UPPMAX Cloud slow instance boot closed
There is currently an issue related to the backend infrastructure at the UPPMAX Cloud. Users are experiencing problems starting new VMs. One of the last steps of the boot process is polling the control plane for instance metadata (such as hostnames, SSH-keys, user scripts, etc.). During high load, parts of the control plane is unable to respond in time, leading to cloud-init timeouts. In the worst case this may lead to a broken compute node (as no keys were injected, you will not be able to login).
The below shows a problem with SSH, as the keys were not injecte during instance creation.
$ ssh firstname.lastname@example.org email@example.com: Permission denied (publickey)
The problem as mentioned is known to occur period of high load, e.g. when multiple instances are created at roughly the same time. The boot performance is improved in later versions of the cloud platform, which we are working on migrating too at this moment.

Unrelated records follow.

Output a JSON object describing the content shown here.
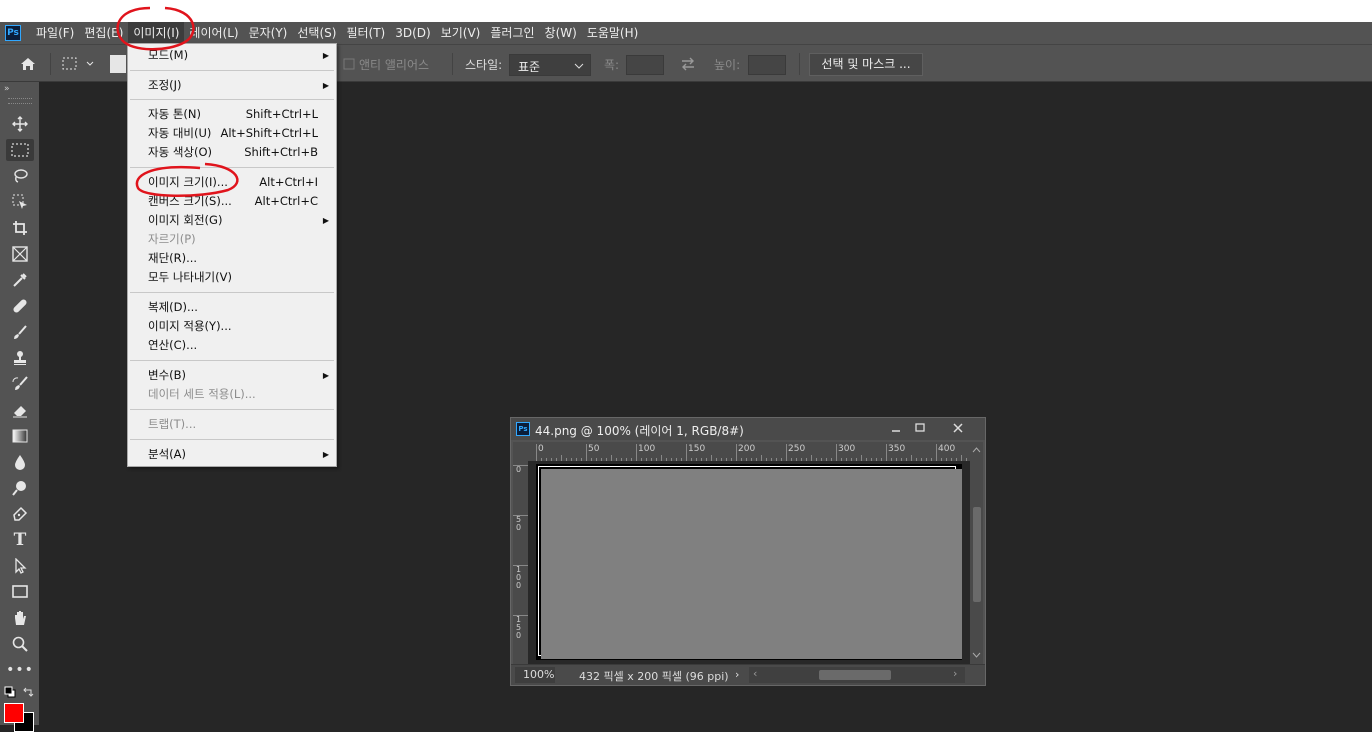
{
  "menubar": {
    "items": [
      "파일(F)",
      "편집(E)",
      "이미지(I)",
      "레이어(L)",
      "문자(Y)",
      "선택(S)",
      "필터(T)",
      "3D(D)",
      "보기(V)",
      "플러그인",
      "창(W)",
      "도움말(H)"
    ],
    "active_index": 2
  },
  "options_bar": {
    "antialias_label": "앤티 앨리어스",
    "style_label": "스타일:",
    "style_value": "표준",
    "width_label": "폭:",
    "height_label": "높이:",
    "select_mask_button": "선택 및 마스크 ..."
  },
  "image_menu": {
    "items": [
      {
        "label": "모드(M)",
        "shortcut": "",
        "submenu": true,
        "disabled": false
      },
      {
        "label": "조정(J)",
        "shortcut": "",
        "submenu": true,
        "disabled": false
      },
      {
        "label": "자동 톤(N)",
        "shortcut": "Shift+Ctrl+L",
        "submenu": false,
        "disabled": false
      },
      {
        "label": "자동 대비(U)",
        "shortcut": "Alt+Shift+Ctrl+L",
        "submenu": false,
        "disabled": false
      },
      {
        "label": "자동 색상(O)",
        "shortcut": "Shift+Ctrl+B",
        "submenu": false,
        "disabled": false
      },
      {
        "label": "이미지 크기(I)...",
        "shortcut": "Alt+Ctrl+I",
        "submenu": false,
        "disabled": false
      },
      {
        "label": "캔버스 크기(S)...",
        "shortcut": "Alt+Ctrl+C",
        "submenu": false,
        "disabled": false
      },
      {
        "label": "이미지 회전(G)",
        "shortcut": "",
        "submenu": true,
        "disabled": false
      },
      {
        "label": "자르기(P)",
        "shortcut": "",
        "submenu": false,
        "disabled": true
      },
      {
        "label": "재단(R)...",
        "shortcut": "",
        "submenu": false,
        "disabled": false
      },
      {
        "label": "모두 나타내기(V)",
        "shortcut": "",
        "submenu": false,
        "disabled": false
      },
      {
        "label": "복제(D)...",
        "shortcut": "",
        "submenu": false,
        "disabled": false
      },
      {
        "label": "이미지 적용(Y)...",
        "shortcut": "",
        "submenu": false,
        "disabled": false
      },
      {
        "label": "연산(C)...",
        "shortcut": "",
        "submenu": false,
        "disabled": false
      },
      {
        "label": "변수(B)",
        "shortcut": "",
        "submenu": true,
        "disabled": false
      },
      {
        "label": "데이터 세트 적용(L)...",
        "shortcut": "",
        "submenu": false,
        "disabled": true
      },
      {
        "label": "트랩(T)...",
        "shortcut": "",
        "submenu": false,
        "disabled": true
      },
      {
        "label": "분석(A)",
        "shortcut": "",
        "submenu": true,
        "disabled": false
      }
    ]
  },
  "document": {
    "title": "44.png @ 100% (레이어 1, RGB/8#)",
    "zoom": "100%",
    "dimensions": "432 픽셀 x 200 픽셀 (96 ppi)",
    "ruler_top": [
      "0",
      "50",
      "100",
      "150",
      "200",
      "250",
      "300",
      "350",
      "400"
    ],
    "ruler_left": [
      "0",
      "5 0",
      "1 0 0",
      "1 5 0"
    ]
  },
  "colors": {
    "foreground": "#ff0000",
    "background": "#000000",
    "annotation": "#e0141c",
    "ps_accent": "#31a8ff"
  }
}
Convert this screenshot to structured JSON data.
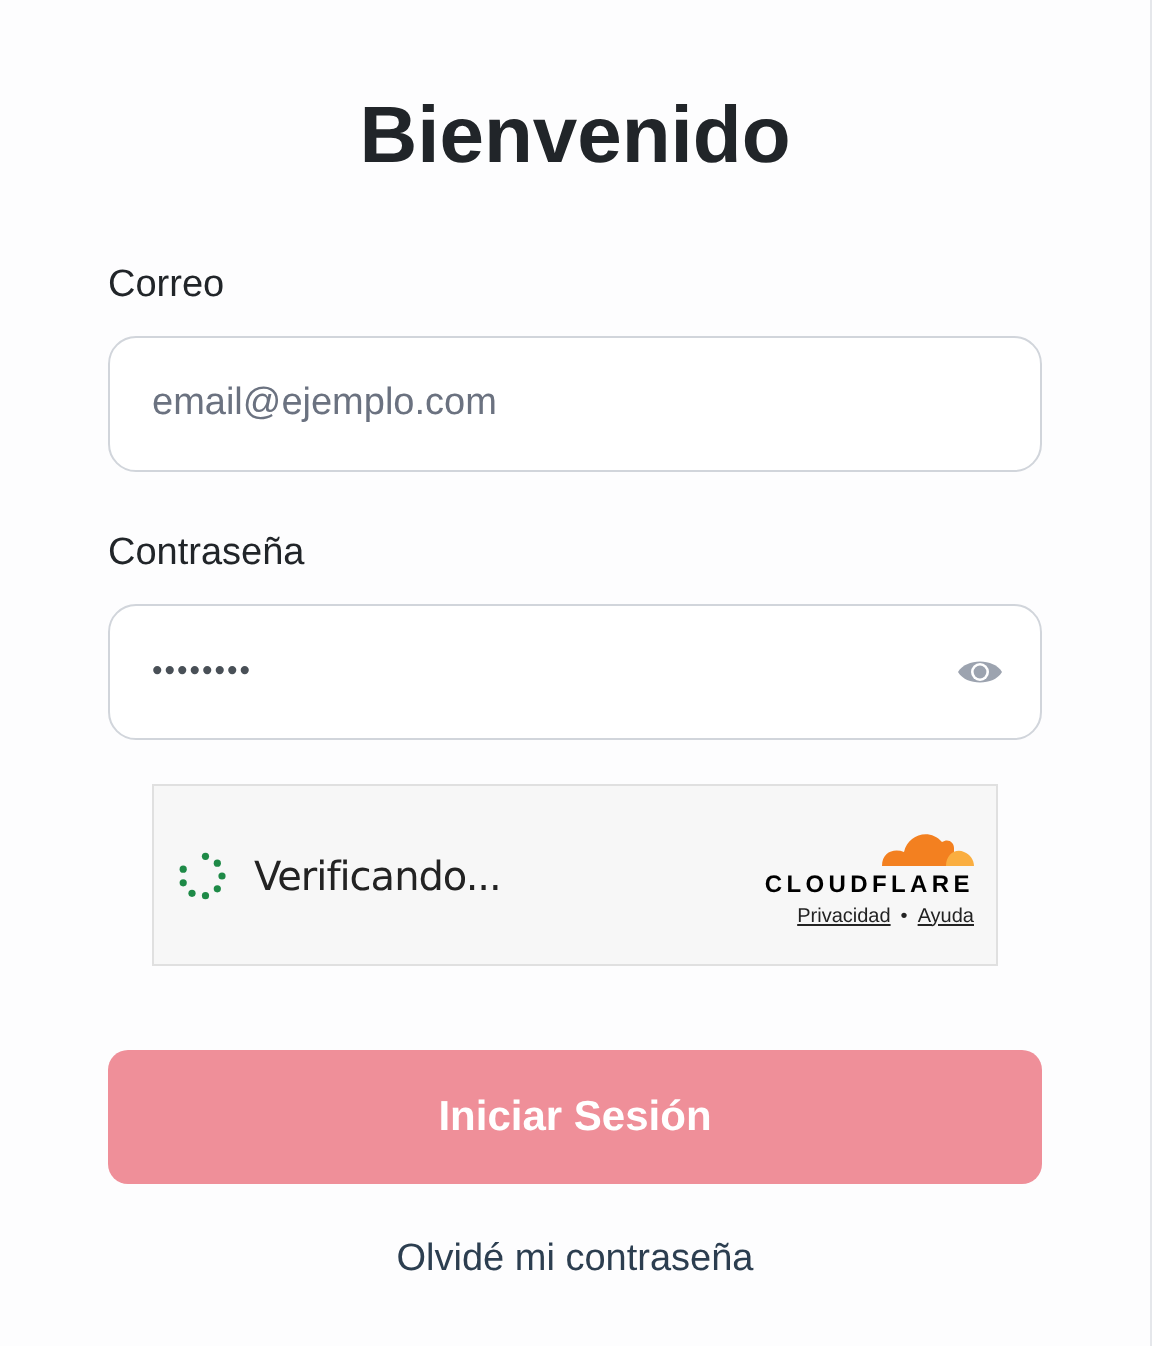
{
  "title": "Bienvenido",
  "email": {
    "label": "Correo",
    "placeholder": "email@ejemplo.com"
  },
  "password": {
    "label": "Contraseña",
    "value": "••••••••"
  },
  "captcha": {
    "status": "Verificando...",
    "brand": "CLOUDFLARE",
    "links": [
      "Privacidad",
      "Ayuda"
    ],
    "separator": "•"
  },
  "submit": {
    "label": "Iniciar Sesión",
    "disabled": true
  },
  "forgot_link": "Olvidé mi contraseña"
}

We unfortunately have no quick fix for this issue, and will try to reduce the load on the control plane to allow the network components time to respond.
Update 2018-10-17 08:00
We have reduced the load on the cloud control plane which should result in slightly better usability overall, however, the main problem is not expected to be solved. As we continue to look for better solutions, we recommendation users to, if possible, spread your work evently across the day. If you know many users will be working at the same time, then this issue might become more severe.
Update 2018-11-04 11:00
As a step in working to solve this issue the compute nodes will be rebooted during the maintenance day on November 6th. If you are running services which needs to be shutdown manually, please do so before 09:00 CET. All running VMs after 09:00 on November 6th will be powered off.